Exactly, I'd expect it to exist for legacy reasons.
C++ stdlib was first introduced in C++98, where simutrans started in 1997?
I have no idea when C++98 was first introduced to simutrans.
Many of simutrans stdlib duplicates seem to be quite old, so I'd expect these to exist because the std variant was simply not available to simutrans at that time and nobody refactored the code later on.

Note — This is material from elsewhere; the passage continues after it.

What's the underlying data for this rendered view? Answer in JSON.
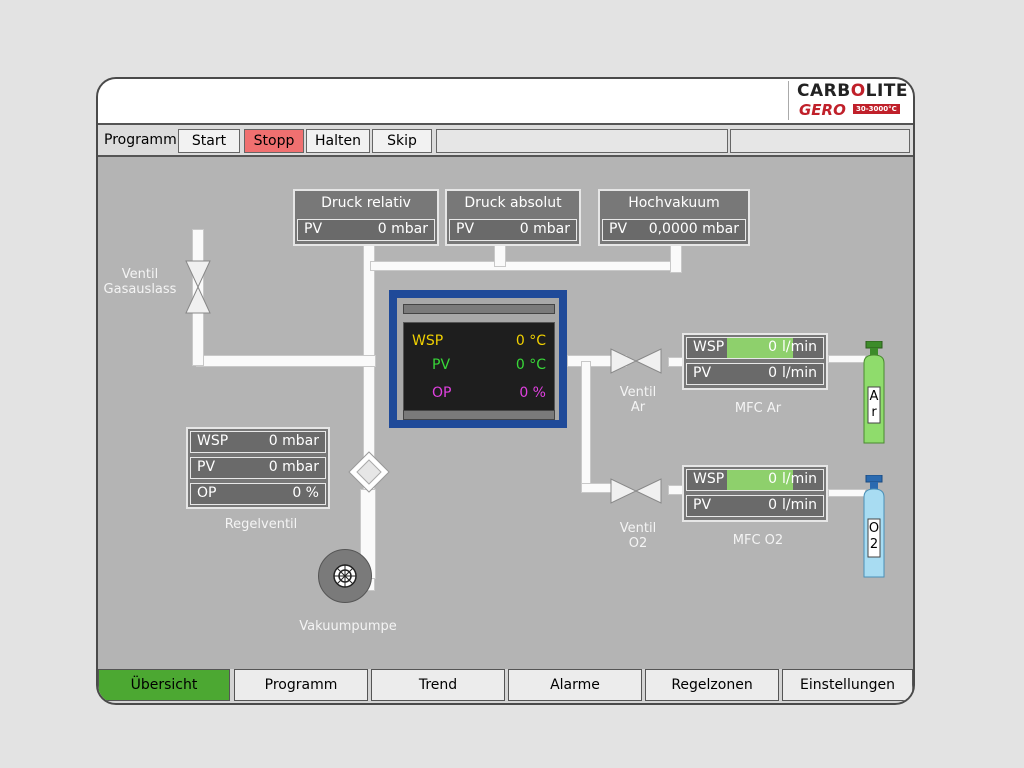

Don't get me wrong, I'm not saying we should refactor the whole code, but imho stdlib features should be used for new code or when doing changes in the code anyway.


TurfIt

IMO the std::min/max should completely replace the dangerous Simutrans defined ones. Far too easy for "bad things" happening with them  (compiler silently passing uint32 as sint32 and....)
I'd started to do so after falling into that trap one too many times, but as usual never finished - probably useless now patch attached, it's for standard and 3 years old. Never finished verifying the explicit types. [you can't just change max() to std::max() as the compiler is too dumb to deduce the type quite often. e.g. need std::max<uint32>()]


ceeac

Quote from: TurfIt on May 25, 2020, 06:31:12 PM[you can't just change max() to std::max() as the compiler is too dumb to deduce the type quite often. e.g. need std::max<uint32>()]
An improvement might be something like this which allows comparing types of same signedness, but not mixed:

namespace sim {
template<typename T1, typename T2, typename R = typename std::enable_if<std::is_signed<T1>::value == std::is_signed<T2>::value, typename std::common_type<T1, T2>::type>>
R min(const T1 &a, const T2 &b)
{
return a < b ? a : b;
}
}

Requires C++11, so it's not for Standard.